When I was a teenager I was an anarchist.
Then one day I learned I wasn’t an anarchist anymore. I read Ursula K. LeGuin’s The Dispossessed. It’s about two planets: one an anarchy, the other most definitely not.
The thing was, I thought the anarchy planet was so boring and dreary and puritanical—and the other planet, for all its being fucked-up and unfair, was much more colorful and fun and glamorous and irrational and interesting. It would be easy to choose where to live.
And then I knew I wasn’t an anarchist. I was kinda sad about it, because my self-image was that of the radical anarchist revolutionary artist. So I had to drop the anarchist part.

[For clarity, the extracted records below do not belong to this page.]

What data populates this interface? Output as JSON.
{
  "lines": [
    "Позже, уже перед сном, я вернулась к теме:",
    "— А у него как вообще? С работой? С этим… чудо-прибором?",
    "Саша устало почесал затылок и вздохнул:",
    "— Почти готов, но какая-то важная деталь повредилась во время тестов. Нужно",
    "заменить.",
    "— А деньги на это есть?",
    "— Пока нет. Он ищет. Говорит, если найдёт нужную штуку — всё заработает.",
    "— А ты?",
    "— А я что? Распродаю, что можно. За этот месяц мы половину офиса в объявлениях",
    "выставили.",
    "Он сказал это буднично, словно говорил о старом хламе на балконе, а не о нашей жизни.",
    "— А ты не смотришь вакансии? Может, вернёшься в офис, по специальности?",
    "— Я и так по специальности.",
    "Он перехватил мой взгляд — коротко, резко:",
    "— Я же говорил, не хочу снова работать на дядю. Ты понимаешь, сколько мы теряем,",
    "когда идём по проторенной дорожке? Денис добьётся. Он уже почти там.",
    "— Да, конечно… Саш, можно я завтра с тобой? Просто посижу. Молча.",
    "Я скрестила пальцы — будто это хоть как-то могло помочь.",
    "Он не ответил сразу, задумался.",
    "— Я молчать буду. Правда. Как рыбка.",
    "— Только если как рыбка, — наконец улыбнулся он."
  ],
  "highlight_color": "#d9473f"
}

A couple years later I read Ecotopia, which describes a sort-of anarchy spanning northern California, Oregon, and Washington. It sucked. No way do I want to live in Ecotopia. Ugh. Blech.
From these books it appears that political anarchies are not particularly anarchic: they’re boring and everyone’s the same. So much for anarchy. Too bad.
Years later I discovered that Rousseau is the source of so much of this stuff. If there’s one philosopher I wouldn’t mind punching in the nose, it would be Jean-Jacques.
That’s not to say I don’t like Ursula K. LeGuin’s books. I think The Dispossessed is a good book. And I loved The Lathe of Heaven.
A counter-example: The Moon is a Harsh Mistress describes an anarchy on the Moon. I wouldn’t mind living there. It’s a very different anarchy—a fun and diverse anarchy—than the anarchies described elsewhere. It’s more a transplanted and scratched-up Jeffersonian anarchy than a Roussea-ian anarchy.